Wenn du kämpfst – wenn du ernsthaft kämpfst –, darfst du dich nicht wundern, dass dich manchmal die Müdigkeit überkommt oder du durch Zeiten hindurch musst, da dir alles »gegen den Strich« geht und du weder geistlichen noch menschlichen Trost findest.
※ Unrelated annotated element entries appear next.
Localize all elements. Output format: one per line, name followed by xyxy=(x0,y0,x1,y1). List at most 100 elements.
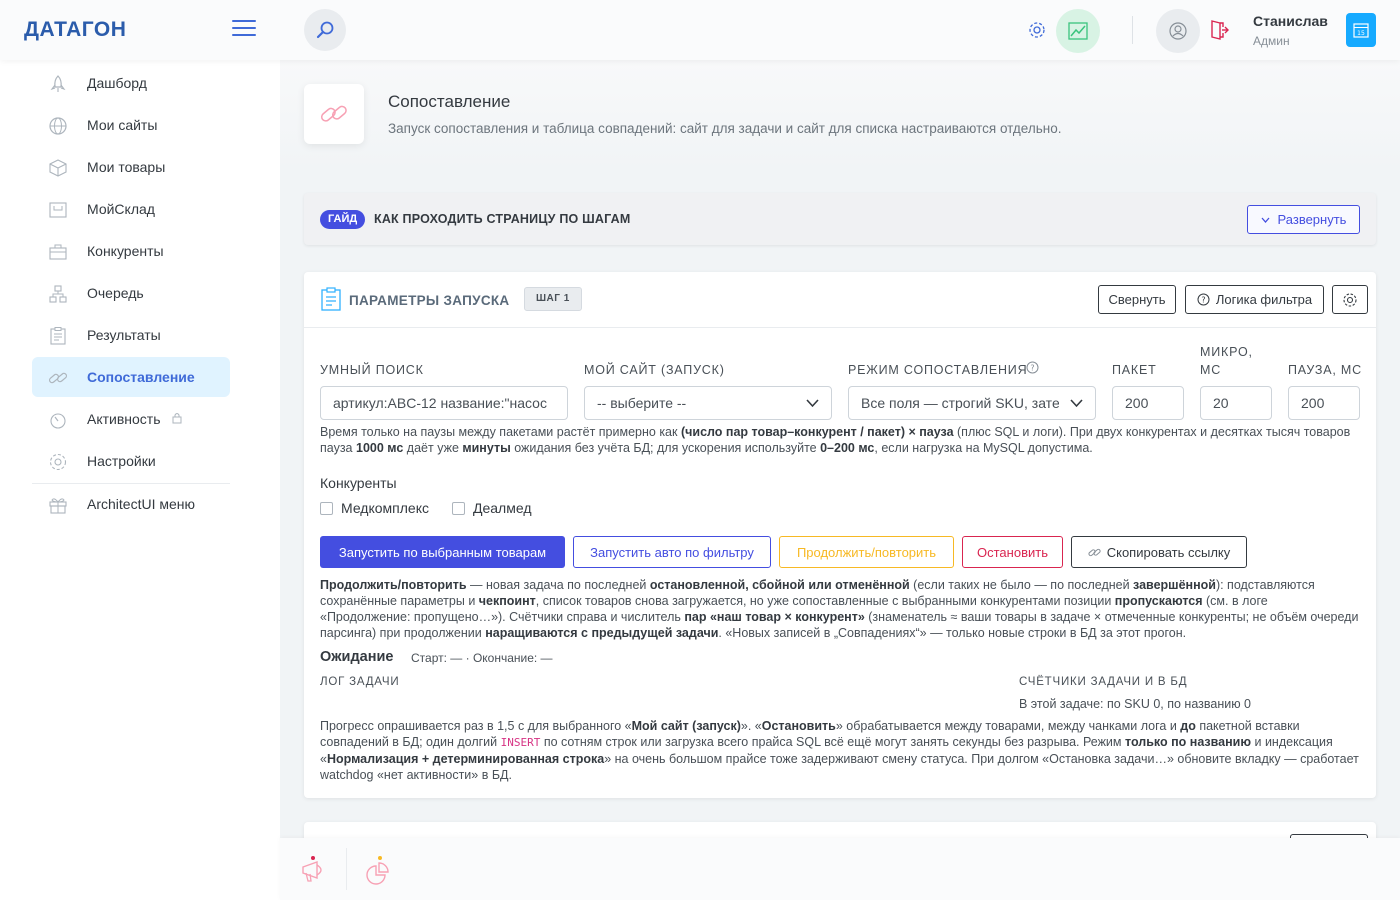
page-subtitle: Запуск сопоставления и таблица совпадени… xyxy=(388,121,1062,136)
gift-icon xyxy=(47,494,69,516)
collapse-button[interactable]: Свернуть xyxy=(1098,285,1176,314)
micro-input[interactable]: 20 xyxy=(1200,386,1272,420)
micro-label-line2: МС xyxy=(1200,363,1222,377)
briefcase-icon xyxy=(47,241,69,263)
box-icon xyxy=(47,157,69,179)
settings-gear-button[interactable] xyxy=(1026,19,1048,41)
progress-note: Прогресс опрашивается раз в 1,5 с для вы… xyxy=(320,719,1359,782)
stop-button[interactable]: Остановить xyxy=(962,536,1063,568)
sidebar-item-settings[interactable]: Настройки xyxy=(32,441,230,481)
competitor-label: Медкомплекс xyxy=(341,500,429,516)
task-log-label: ЛОГ ЗАДАЧИ xyxy=(320,676,400,688)
page-title: Сопоставление xyxy=(388,92,511,111)
expand-guide-button[interactable]: Развернуть xyxy=(1247,205,1360,234)
run-auto-label: Запустить авто по фильтру xyxy=(590,544,754,560)
batch-value: 200 xyxy=(1125,395,1149,411)
smart-search-value: артикул:ABC-12 название:"насос xyxy=(333,395,547,411)
sidebar-item-my-sites[interactable]: Мои сайты xyxy=(32,105,230,145)
status-times: Старт: — · Окончание: — xyxy=(411,651,553,665)
filter-logic-label: Логика фильтра xyxy=(1215,292,1313,307)
counters-value: В этой задаче: по SKU 0, по названию 0 xyxy=(1019,697,1252,711)
sidebar-item-dashboard[interactable]: Дашборд xyxy=(32,63,230,103)
clipboard-icon xyxy=(321,287,341,311)
menu-toggle-icon[interactable] xyxy=(232,20,256,38)
megaphone-icon xyxy=(302,856,322,882)
guide-panel: ГАЙД КАК ПРОХОДИТЬ СТРАНИЦУ ПО ШАГАМ Раз… xyxy=(304,193,1376,245)
sidebar-item-competitors[interactable]: Конкуренты xyxy=(32,231,230,271)
sidebar-item-queue[interactable]: Очередь xyxy=(32,273,230,313)
batch-label: ПАКЕТ xyxy=(1112,363,1157,377)
sidebar-item-results[interactable]: Результаты xyxy=(32,315,230,355)
avatar[interactable] xyxy=(1156,9,1200,53)
search-button[interactable] xyxy=(304,9,346,51)
my-site-label: МОЙ САЙТ (ЗАПУСК) xyxy=(584,363,725,377)
user-role: Админ xyxy=(1253,34,1290,48)
checkbox[interactable] xyxy=(320,501,333,515)
gear-icon xyxy=(47,451,69,473)
guide-badge: ГАЙД xyxy=(320,210,366,229)
sidebar-item-activity[interactable]: Активность xyxy=(32,399,230,439)
card-header: ПАРАМЕТРЫ ЗАПУСКА ШАГ 1 Свернуть ? Логик… xyxy=(304,272,1376,328)
header-divider xyxy=(1132,16,1133,44)
step-badge: ШАГ 1 xyxy=(524,287,582,311)
continue-note: Продолжить/повторить — новая задача по п… xyxy=(320,578,1359,640)
reports-button[interactable] xyxy=(360,853,394,887)
sidebar-item-label: Очередь xyxy=(87,285,144,301)
chevron-down-icon xyxy=(806,399,819,408)
copy-link-label: Скопировать ссылку xyxy=(1106,544,1231,560)
my-site-select[interactable]: -- выберите -- xyxy=(584,386,832,420)
sidebar-item-my-products[interactable]: Мои товары xyxy=(32,147,230,187)
collapse-label: Свернуть xyxy=(1108,292,1166,307)
filter-logic-button[interactable]: ? Логика фильтра xyxy=(1185,285,1324,314)
continue-button[interactable]: Продолжить/повторить xyxy=(779,536,954,568)
mode-select[interactable]: Все поля — строгий SKU, зате xyxy=(848,386,1096,420)
sidebar-item-label: Мои сайты xyxy=(87,117,158,133)
stop-label: Остановить xyxy=(977,544,1048,560)
calendar-button[interactable]: 15 xyxy=(1346,13,1376,47)
sidebar-item-matching[interactable]: Сопоставление xyxy=(32,357,230,397)
expand-guide-label: Развернуть xyxy=(1277,212,1347,227)
link-icon xyxy=(320,105,347,122)
help-circle-icon: ? xyxy=(1026,361,1039,374)
network-icon xyxy=(47,283,69,305)
card-title: ПАРАМЕТРЫ ЗАПУСКА xyxy=(349,293,510,308)
lock-icon xyxy=(172,412,182,427)
guide-title: КАК ПРОХОДИТЬ СТРАНИЦУ ПО ШАГАМ xyxy=(374,212,631,226)
competitors-label: Конкуренты xyxy=(320,475,397,491)
run-auto-button[interactable]: Запустить авто по фильтру xyxy=(573,536,771,568)
logout-icon xyxy=(1211,20,1229,40)
competitor-checkbox-medkompleks[interactable]: Медкомплекс xyxy=(320,500,429,516)
svg-text:?: ? xyxy=(1201,296,1205,305)
launch-params-card: ПАРАМЕТРЫ ЗАПУСКА ШАГ 1 Свернуть ? Логик… xyxy=(304,272,1376,798)
smart-search-input[interactable]: артикул:ABC-12 название:"насос xyxy=(320,386,568,420)
timer-icon xyxy=(47,409,69,431)
pie-chart-icon xyxy=(366,856,389,885)
globe-icon xyxy=(47,115,69,137)
app-header: ДАТАГОН Станислав Админ 15 xyxy=(0,0,1400,60)
micro-label-line1: МИКРО, xyxy=(1200,345,1253,359)
copy-link-button[interactable]: Скопировать ссылку xyxy=(1071,536,1247,568)
logout-button[interactable] xyxy=(1208,18,1230,42)
competitor-checkbox-dealmed[interactable]: Деалмед xyxy=(452,500,532,516)
sidebar-item-architectui-menu[interactable]: ArchitectUI меню xyxy=(32,484,230,524)
checkbox[interactable] xyxy=(452,501,465,515)
footer-divider xyxy=(346,848,347,890)
run-selected-button[interactable]: Запустить по выбранным товарам xyxy=(320,536,565,568)
run-selected-label: Запустить по выбранным товарам xyxy=(338,544,547,560)
link-icon xyxy=(47,367,69,389)
announcements-button[interactable] xyxy=(298,853,332,887)
params-settings-button[interactable] xyxy=(1332,285,1368,314)
clipboard-icon xyxy=(47,325,69,347)
gear-icon xyxy=(1343,292,1357,307)
app-logo[interactable]: ДАТАГОН xyxy=(24,18,126,42)
sidebar-item-label: Настройки xyxy=(87,453,156,469)
user-name[interactable]: Станислав xyxy=(1253,13,1328,29)
sidebar-item-label: Дашборд xyxy=(87,75,147,91)
sidebar-item-label: Сопоставление xyxy=(87,369,195,385)
pause-input[interactable]: 200 xyxy=(1288,386,1360,420)
micro-value: 20 xyxy=(1213,395,1229,411)
sidebar-item-moysklad[interactable]: МойСклад xyxy=(32,189,230,229)
batch-input[interactable]: 200 xyxy=(1112,386,1184,420)
page-title-icon-box xyxy=(304,84,364,144)
stats-button[interactable] xyxy=(1056,9,1100,53)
Schau hier, was jemand mir vor kurzer Zeit schrieb – ich habe es damals aufbewahrt, weil ich an die naiven Leute dachte, die meinen, die Gnade könne auf die Natur verzichten: »Vater, seit einigen Tagen bemerke ich eine schreckliche Trägheit und Lustlosigkeit bei der Erfüllung meines Lebensplanes; alles tue ich wie gezwungen und innerlich recht teilnahmslos. Beten Sie für mich, damit diese Krise bald vorüber ist; denn ich leide sehr unter dem Gedanken, sie könnte mich vom Wege abbringen.«

Als Antwort schrieb ich nur: Wusstest du nicht, dass die Liebe Opfer verlangt? Lies langsam die Worte des Meisters: »Wer nicht sein Kreuz ›cotidie‹, täglich, auf sich nimmt, ist meiner nicht wert.« Er sagt auch: »Ich werde euch nicht als Waisen zurücklassen …« Der Herr lässt diese Dürre, unter der du leidest, zu, damit du Ihn mehr liebst, damit du einzig auf Ihn vertraust, damit du kreuztragend zum Miterlöser wirst – kurz, damit du Ihn »findest«.